All Books Aren’t Blue, or The Books Themselves Should Have Standing
Normally I’m not too interested in entering political debates over literature and culture. Suffice it to say that most literary scholars are firmly left of liberal and that I usually agree with their politics; but when it comes to discussing cultural theory and interpretation, I’m often the conservative in the room. More on that some other day. Maybe.
I’m also not too interested in young adult literature. I don’t have children, and Harry Potter, for some reason, just doesn’t speak to me. My idea of great writing for young people runs from Shirley Jackson’s psycho-horror to Uruguayan Horacio Quiroga’s brutally naturalist tales. (His most famous, “Juan Darién,” portrays a boy changed to a tiger who is literally hunted down, tortured and left for dead by the rural community that fears him.) When I read Lord of the Flies at age 16, I thought it was too cartoonish to be taken seriously.
Today I make an exception because, well, who can escape it? The madness possessing school boards and parent groups to ban books in an effort to “protect” their children has more or less engulfed us all. Why should I care about a bunch of arguably paranoid (and more arguably bigoted) parents in Tennessee who want Maus kept out of their schools? Why should any of us? Because, to paraphrase Martin Niemöller regarding the Holocaust, I want there to be someone to speak out when they come for me.

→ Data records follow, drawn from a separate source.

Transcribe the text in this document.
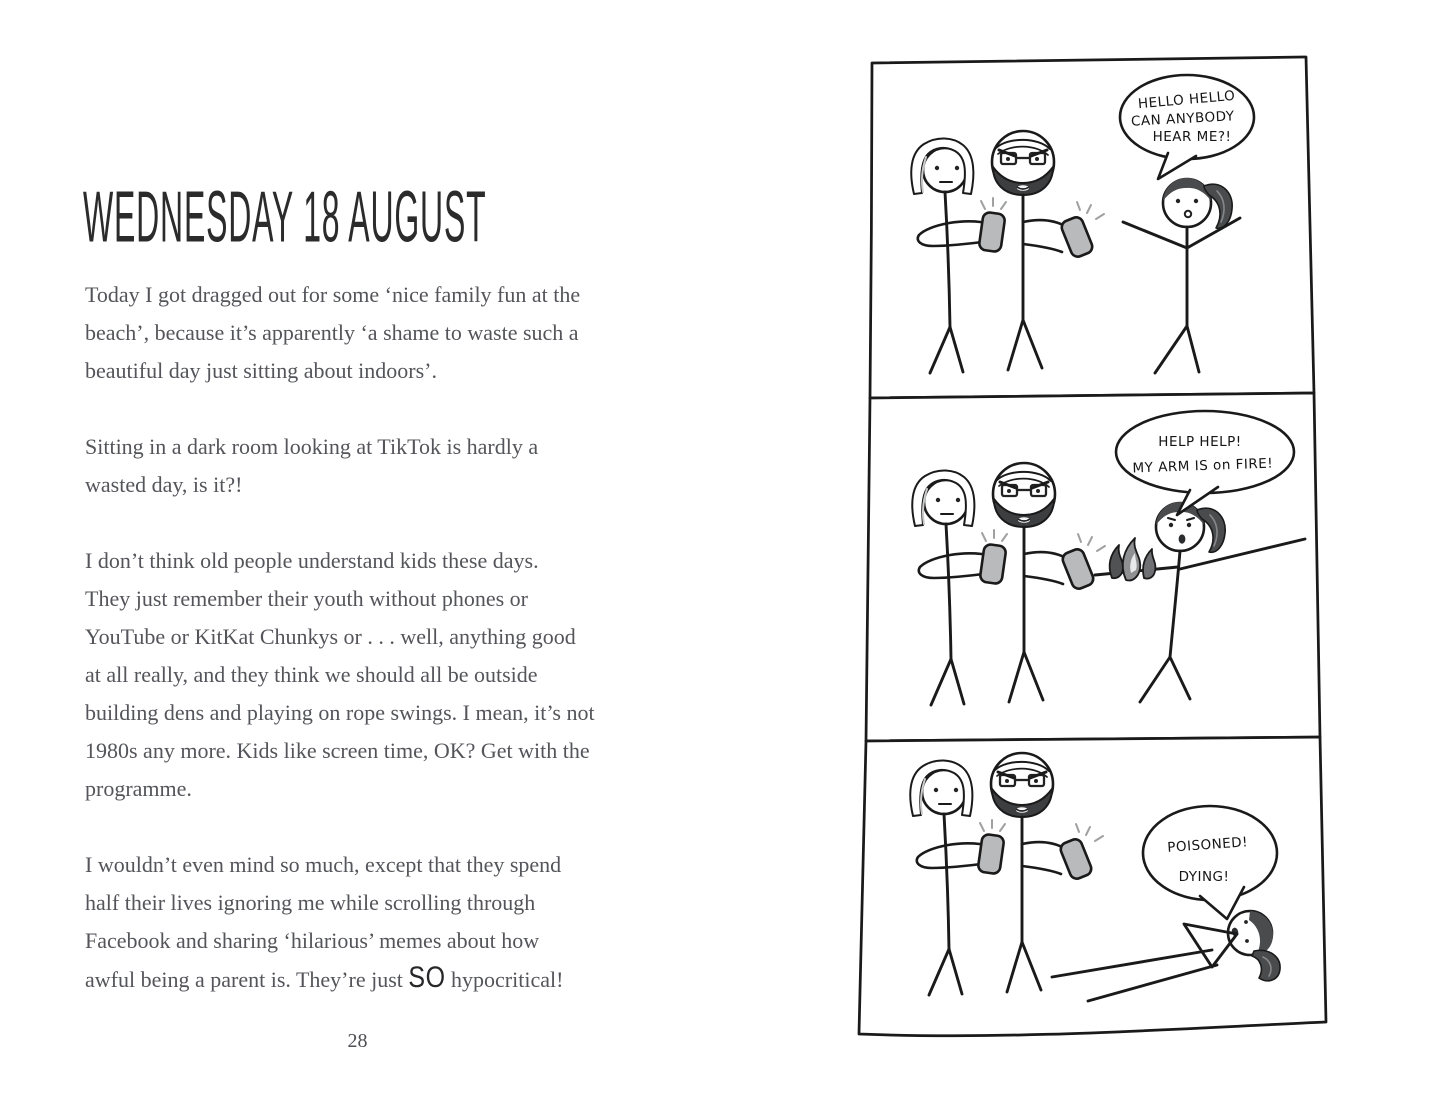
WEDNESDAY 18 AUGUST
Today I got dragged out for some ‘nice family fun at the
beach’, because it’s apparently ‘a shame to waste such a
beautiful day just sitting about indoors’.
Sitting in a dark room looking at TikTok is hardly a
wasted day, is it?!
I don’t think old people understand kids these days.
They just remember their youth without phones or
YouTube or KitKat Chunkys or . . . well, anything good
at all really, and they think we should all be outside
building dens and playing on rope swings. I mean, it’s not
1980s any more. Kids like screen time, OK? Get with the
programme.
I wouldn’t even mind so much, except that they spend
half their lives ignoring me while scrolling through
Facebook and sharing ‘hilarious’ memes about how
awful being a parent is. They’re just SO hypocritical!
28
HELLO HELLO
CAN ANYBODY
HEAR ME?!
HELP HELP!
MY ARM IS on FIRE!
POISONED!
DYING!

The specific case that really caught my attention was All Boys Aren’t Blue by George Matthew Johnson, a black gay author whose personal memoir seems to have instantly turned high school and middle school librarians into criminals conspiring to pervert the youth of America. This title erupted onto my Facebook page when a deeply conservative friend of mine posted an excerpt from it, declaring it “the single most depraved thing I have seen, maybe ever. Indoctrinating children into accepting incest, let alone gay incest, as normal?” I quickly ascertained that neither my friend nor any of the score of concerned parents on her thread had actually read the book. Her criticism was based on that single half-page excerpt describing the narrator’s forced seduction by his older male cousin. (Which, I might add, is one of the most remarkable passages in the book, not so much for its content as for its being in a second-person accusatory narration.) And since it is not enough to object to the book’s supposed smuttiness, these critics have determined that Matthews is a contributor to the Great Critical Race Conspiracy aimed at indoctrinating the nation’s children.

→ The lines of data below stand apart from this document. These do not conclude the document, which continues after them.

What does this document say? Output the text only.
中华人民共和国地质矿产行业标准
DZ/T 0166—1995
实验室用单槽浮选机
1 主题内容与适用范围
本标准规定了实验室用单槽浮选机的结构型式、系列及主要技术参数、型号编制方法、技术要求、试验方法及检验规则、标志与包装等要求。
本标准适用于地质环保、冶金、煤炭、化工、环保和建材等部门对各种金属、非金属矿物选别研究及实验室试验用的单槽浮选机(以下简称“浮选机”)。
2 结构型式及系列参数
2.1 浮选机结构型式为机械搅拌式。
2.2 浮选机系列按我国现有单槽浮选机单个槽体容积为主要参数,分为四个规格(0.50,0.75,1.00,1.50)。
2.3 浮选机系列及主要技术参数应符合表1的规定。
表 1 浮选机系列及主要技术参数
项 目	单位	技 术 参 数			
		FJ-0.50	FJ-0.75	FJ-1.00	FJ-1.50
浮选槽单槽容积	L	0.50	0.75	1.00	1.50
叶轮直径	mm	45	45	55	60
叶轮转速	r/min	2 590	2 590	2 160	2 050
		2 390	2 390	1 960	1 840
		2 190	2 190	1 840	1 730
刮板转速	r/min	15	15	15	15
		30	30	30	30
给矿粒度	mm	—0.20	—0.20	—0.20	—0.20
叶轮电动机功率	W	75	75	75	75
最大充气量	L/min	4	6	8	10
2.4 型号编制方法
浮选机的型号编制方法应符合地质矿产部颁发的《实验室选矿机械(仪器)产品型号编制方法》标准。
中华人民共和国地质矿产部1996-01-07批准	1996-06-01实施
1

So, unlike my Facebook interlocutors, I read the book. Not only is it not particularly explosive or shocking, it is not particularly new, novel or revelatory in any way. It is unevenly written at best; parts of it are funny, parts are far too preachy and much of it is tedious. Why would anyone care that the author’s identity was somehow profoundly shaken by discovering that his first name was George, not Matthew? A childhood friend of mine, now retired after a forty-year career teaching high school English and deeply interested in the problem of school book banning, agreed that 95% of high school students would never pick up the book, much less find anything objectionable in it.
Ah, but that other five percent. They would certainly find nothing titillating in that ostensibly pornographic passage, and I should know. But for the kids who find nobody with whom to talk about their “differentness”—because she’s black in a 95% white community, because he’s gay in a community where Evangelical Christianity is the norm, because they feel God played a dirty trick on them by making them a boy—this book could save a life. I should know that too.
This is precisely why the book belongs in a high school library—for where else would a desperate kid be likely to find it? It is precisely why a school board, superintendent of schools or parent group has no moral authority to demand the book’s removal. Because the people who really matter—the kids for whom the book is written and the teachers and librarians who teach those kids—understand its importance. This is why, forty years ago, the Supreme Court, in Island Trees v. Pico, determined that the First Amendment limits the power of junior high and high school officials to remove books from school libraries because of their content, and the students themselves have the standing to sue the school board over book banning. (Full disclosure: Steve Pico happens to be a friend of mine.) And no, my conservative friend, the argument that I don’t have children and thus don’t understand the authority parents should have to “defend” them doesn’t cut it. I know plenty of children I would lay down my life for, quite literally—I’m sure we all do. It is because I care for these children that I want their teachers and librarians to be the gatekeepers of their intellectual and yes, moral, well-being. Not only should the kids have legal standing, the books themselves should have it. Which is why we need to keep reading them.
Todd Garth
Todd S. Garth teaches Spanish and Portuguese Language and Latin American and Spanish cultural studies at the US Naval Academy in Annapolis, where he was the first openly gay faculty member. He is the author of two critical studies of (long dead) Spanish American authors and an enthusiastic reader and commentator of fiction of all kinds. He is currently at work on a historical novel, The Mayor of Newark.